Homecoming queen

Kristin Pass, 18, who has Down syndrome, was elected homecoming queen of Aledo High in Texas, reports the Dallas Morning News. A friend, Meaghan Geary, explained why.

Kristin doesn’t care what’s on the outside, Meaghan said. She’s friends with everyone, and everyone admires that.

“She’s the person we all want to be,” Meaghan said.

Via The Corner.

About Joanne


  1. Here is a related story from Mobile, Alabama.


    Annie Bryant is royalty.

    She was chosen by her Mary G. Montgomery High School classmates to wear the rhinestone tiara that signifies that she reigns as the school’s 2008 homecoming queen.

    “I think it really says something about these kids that the whole student body embraced Annie,” said Annie’s mother, Sandra Bryant, of the nearly 2,000 students that cast their votes for her 20-year-daughter.

    Annie, who, according to teacher Lottie Myers, has “the personality of an MGM Viking,” also has Down syndrome.

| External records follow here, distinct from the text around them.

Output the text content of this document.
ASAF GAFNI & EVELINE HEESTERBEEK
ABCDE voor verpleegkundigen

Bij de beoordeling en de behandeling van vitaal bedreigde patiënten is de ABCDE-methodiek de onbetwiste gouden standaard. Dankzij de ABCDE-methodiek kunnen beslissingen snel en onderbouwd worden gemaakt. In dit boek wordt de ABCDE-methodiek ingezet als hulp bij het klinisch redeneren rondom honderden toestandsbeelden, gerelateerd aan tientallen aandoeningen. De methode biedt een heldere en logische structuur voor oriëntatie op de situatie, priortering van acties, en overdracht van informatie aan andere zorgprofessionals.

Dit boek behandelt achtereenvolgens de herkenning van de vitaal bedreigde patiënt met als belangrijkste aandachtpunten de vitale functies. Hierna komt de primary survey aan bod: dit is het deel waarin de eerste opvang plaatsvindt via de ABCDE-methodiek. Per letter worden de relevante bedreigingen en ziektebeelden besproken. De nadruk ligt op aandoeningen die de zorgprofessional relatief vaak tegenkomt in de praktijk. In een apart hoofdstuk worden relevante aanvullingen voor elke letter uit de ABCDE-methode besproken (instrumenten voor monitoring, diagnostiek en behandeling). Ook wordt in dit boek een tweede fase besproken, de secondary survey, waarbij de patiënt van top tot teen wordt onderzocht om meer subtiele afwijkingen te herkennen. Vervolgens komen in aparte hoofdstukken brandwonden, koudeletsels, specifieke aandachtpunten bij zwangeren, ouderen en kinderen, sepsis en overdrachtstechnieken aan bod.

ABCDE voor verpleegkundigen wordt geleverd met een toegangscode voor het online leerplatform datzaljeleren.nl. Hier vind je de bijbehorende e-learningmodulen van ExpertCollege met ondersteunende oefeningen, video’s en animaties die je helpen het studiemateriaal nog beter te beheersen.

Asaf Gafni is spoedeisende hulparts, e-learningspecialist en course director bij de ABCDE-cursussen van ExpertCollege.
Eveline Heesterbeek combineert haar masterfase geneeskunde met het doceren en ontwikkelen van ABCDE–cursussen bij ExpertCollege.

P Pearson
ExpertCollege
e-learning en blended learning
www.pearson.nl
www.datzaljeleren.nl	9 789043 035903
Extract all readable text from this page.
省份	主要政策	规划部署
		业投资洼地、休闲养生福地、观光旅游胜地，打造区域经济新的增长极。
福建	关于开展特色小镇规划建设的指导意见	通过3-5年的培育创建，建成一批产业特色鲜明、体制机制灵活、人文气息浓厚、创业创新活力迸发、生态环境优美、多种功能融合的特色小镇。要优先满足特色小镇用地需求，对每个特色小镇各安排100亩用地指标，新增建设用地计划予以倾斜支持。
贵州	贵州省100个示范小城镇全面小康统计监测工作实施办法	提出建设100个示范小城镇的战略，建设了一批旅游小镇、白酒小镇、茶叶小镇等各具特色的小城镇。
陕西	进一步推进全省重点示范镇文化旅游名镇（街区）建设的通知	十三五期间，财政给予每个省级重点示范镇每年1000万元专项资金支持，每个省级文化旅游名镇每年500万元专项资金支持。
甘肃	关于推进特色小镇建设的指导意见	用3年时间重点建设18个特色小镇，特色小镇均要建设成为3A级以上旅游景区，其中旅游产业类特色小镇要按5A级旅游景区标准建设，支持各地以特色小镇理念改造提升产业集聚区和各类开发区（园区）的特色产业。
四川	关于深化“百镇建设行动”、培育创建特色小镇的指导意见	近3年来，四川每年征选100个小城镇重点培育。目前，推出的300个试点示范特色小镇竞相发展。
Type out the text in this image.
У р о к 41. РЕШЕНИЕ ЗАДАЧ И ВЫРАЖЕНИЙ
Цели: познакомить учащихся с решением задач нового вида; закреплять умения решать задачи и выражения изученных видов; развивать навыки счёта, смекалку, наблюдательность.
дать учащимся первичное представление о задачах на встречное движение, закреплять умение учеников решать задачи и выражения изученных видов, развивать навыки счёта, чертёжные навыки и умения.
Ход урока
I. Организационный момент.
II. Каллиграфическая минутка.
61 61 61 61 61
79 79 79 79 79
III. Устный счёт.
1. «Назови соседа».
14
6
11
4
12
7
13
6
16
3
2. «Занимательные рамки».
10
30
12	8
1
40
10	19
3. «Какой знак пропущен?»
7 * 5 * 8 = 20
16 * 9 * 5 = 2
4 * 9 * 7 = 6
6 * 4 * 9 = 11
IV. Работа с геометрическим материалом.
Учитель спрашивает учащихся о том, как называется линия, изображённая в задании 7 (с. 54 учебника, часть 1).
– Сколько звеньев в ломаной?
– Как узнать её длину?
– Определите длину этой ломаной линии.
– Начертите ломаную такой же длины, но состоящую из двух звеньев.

    Heather Sandoval said of Annie, “People chose her because she is really outgoing and gets along with everyone. When you are in the hallway, you see Annie’s big smile and you just love it.”

    And, she said, Annie’s selection, also “opens doors for us to learn more about Down syndrome; it has given us more insight.”

    Other members of Annie’s homecoming court, which includes Sandoval and three other senior maids who vied with her for the title of queen, and the nine other beauties from grades 9-11, also had warm words for her.

    “She’s really a special person,” said senior knight Daniel Jayroe. “When she was escorted onto the field (after her selection was announced), everyone was cheering.”

    Allison Miller, the student council and homecoming sponsor at MGM, said that “everyone loves Annie, especially the seniors who have known her for four years.”

    Annie’s election, Miller said, shows as much about the other students as it does about Annie. “I’m very proud of them for choosing her,” she said.

    Glen and Sandra Bryant, who also have a son, Wilson, have never been overly restrictive with Annie. She has participated in ballet, gymnastics, Tae kwan do and horseback rid ing. She modeled for Gayfers and has attended summer camps.

    “Do not set limitations on your children,” Sandra Bryant advised other parents of children with Down syndrome.

    And she added another word of praise for Mary Montgomery students.

    “Nobody pushed these kids to campaign for Annie,” she said. “I don’t think they even realize how far-reaching (their action) could be. Other parents of children with disabilities may see (Annie’s election as homecoming queen) and know that their child can have a normal and productive life.”